The 10-year bond yield breached the 7% level for the first time since July 2024 and ended 9 basis points higher at 7.0345%, its highest since May 2024. The yield jumped 37 bps in March, the biggest such move since February 2017.
The rupee plunged to a low of 95.21 against the dollar on Monday, while stocks also tanked.
Bonds were caught in a sharp selloff across the country’s markets that included surging swap rates as investors weighed the risks of the Middle East war escalating further, which could hurt growth and stoke inflation for net energy importer India.
The rupee has weakened past 95, and if the Middle East conflict escalates further, 100 per dollar is no longer a “tail risk” but a scenario that markets will begin to worry about and even price in, said Krishna Bhimavarapu, APAC economist at State Street Investment Management.
The benchmark Brent crude contract was around $115 per barrel, up 60% in March, and set to post its best monthly gain ever on supply worries.

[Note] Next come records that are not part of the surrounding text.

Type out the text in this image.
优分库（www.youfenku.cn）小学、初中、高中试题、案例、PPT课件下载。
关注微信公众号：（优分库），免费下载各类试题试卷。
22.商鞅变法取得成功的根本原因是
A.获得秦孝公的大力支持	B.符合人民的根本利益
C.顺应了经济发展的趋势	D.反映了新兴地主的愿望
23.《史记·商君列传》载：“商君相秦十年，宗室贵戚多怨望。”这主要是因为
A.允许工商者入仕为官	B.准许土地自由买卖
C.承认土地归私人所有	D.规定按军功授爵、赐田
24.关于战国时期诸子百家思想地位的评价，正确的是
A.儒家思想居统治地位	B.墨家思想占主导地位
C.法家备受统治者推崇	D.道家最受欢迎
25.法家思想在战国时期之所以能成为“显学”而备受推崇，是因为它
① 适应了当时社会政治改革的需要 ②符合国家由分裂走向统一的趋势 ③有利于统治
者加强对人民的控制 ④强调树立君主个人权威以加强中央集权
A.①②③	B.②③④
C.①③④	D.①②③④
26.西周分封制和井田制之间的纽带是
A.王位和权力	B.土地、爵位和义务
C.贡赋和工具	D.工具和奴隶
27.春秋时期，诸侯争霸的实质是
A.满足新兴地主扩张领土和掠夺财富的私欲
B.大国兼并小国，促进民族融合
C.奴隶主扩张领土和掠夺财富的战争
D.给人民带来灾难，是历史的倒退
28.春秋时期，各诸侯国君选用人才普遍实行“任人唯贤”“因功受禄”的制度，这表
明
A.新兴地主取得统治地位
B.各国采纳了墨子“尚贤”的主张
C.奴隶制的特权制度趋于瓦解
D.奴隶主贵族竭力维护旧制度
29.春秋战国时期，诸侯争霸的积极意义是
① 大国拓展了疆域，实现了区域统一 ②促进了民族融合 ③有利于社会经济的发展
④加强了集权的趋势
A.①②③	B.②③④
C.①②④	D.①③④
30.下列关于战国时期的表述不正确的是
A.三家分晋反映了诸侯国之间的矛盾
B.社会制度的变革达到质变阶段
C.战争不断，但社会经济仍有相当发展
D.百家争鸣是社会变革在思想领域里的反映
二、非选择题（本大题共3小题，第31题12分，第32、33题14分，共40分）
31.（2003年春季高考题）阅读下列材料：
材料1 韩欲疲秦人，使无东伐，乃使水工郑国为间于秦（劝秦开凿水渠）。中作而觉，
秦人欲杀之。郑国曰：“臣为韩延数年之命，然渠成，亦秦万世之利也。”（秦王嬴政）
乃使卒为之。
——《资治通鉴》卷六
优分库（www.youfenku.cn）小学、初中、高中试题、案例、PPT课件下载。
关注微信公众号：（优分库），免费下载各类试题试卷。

India’s overnight index swap jumped sharply, a trend that has been observed through the month, putting additional pressure on bonds.
“If oil continues to trade higher, the crude basket assumed by RBI in October policy at $70 per barrel will undergo significant revision,” said Alok Sharma, head of treasury at ICBC, Mumbai.

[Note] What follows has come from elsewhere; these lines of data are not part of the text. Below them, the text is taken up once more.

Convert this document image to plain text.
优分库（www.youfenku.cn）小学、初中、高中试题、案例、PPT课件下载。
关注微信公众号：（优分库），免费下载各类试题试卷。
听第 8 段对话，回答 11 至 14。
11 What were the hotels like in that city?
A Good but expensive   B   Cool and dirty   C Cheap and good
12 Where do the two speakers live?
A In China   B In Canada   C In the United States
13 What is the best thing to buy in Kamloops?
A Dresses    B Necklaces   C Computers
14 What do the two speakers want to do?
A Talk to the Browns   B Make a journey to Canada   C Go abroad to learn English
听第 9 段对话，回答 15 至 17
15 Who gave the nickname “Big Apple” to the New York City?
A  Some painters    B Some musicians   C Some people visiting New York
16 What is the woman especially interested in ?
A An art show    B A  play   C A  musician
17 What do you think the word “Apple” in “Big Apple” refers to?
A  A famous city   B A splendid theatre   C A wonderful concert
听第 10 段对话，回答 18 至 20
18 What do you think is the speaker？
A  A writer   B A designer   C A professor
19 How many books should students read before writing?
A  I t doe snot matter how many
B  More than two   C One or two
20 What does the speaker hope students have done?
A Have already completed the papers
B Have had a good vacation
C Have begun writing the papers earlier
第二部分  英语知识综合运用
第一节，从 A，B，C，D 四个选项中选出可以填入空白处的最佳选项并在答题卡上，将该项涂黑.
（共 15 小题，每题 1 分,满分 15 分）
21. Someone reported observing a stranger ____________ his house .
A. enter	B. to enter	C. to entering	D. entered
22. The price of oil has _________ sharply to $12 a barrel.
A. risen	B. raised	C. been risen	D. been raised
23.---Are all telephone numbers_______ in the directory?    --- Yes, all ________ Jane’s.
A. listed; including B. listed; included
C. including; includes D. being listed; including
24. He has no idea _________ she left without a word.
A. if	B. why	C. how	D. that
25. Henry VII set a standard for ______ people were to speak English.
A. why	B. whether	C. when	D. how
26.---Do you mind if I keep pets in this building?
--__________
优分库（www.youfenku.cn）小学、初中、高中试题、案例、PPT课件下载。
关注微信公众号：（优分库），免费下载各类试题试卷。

“Swaps are already pricing in 50-100 bps rate hikes in the next one year. The RBI will have to change their tone and adjust their view of lower-for-longer in a structured way to avoid sudden changes in tone and action.”
Rates
OIS rates jumped on Monday amid another round of heavy offshore paying, and also posted record monthly rises across tenors.
The one-year OIS rate ended at 6.24%, up 76 bpsin March, the biggest monthly jump since May 2022, while the two-year OIS rate closed at 6.48%, up 89 bps - its largest-ever monthly move.
The liquid five-year swap rate was at 6.80%, up 81 bps in March, its biggest-ever monthly jump.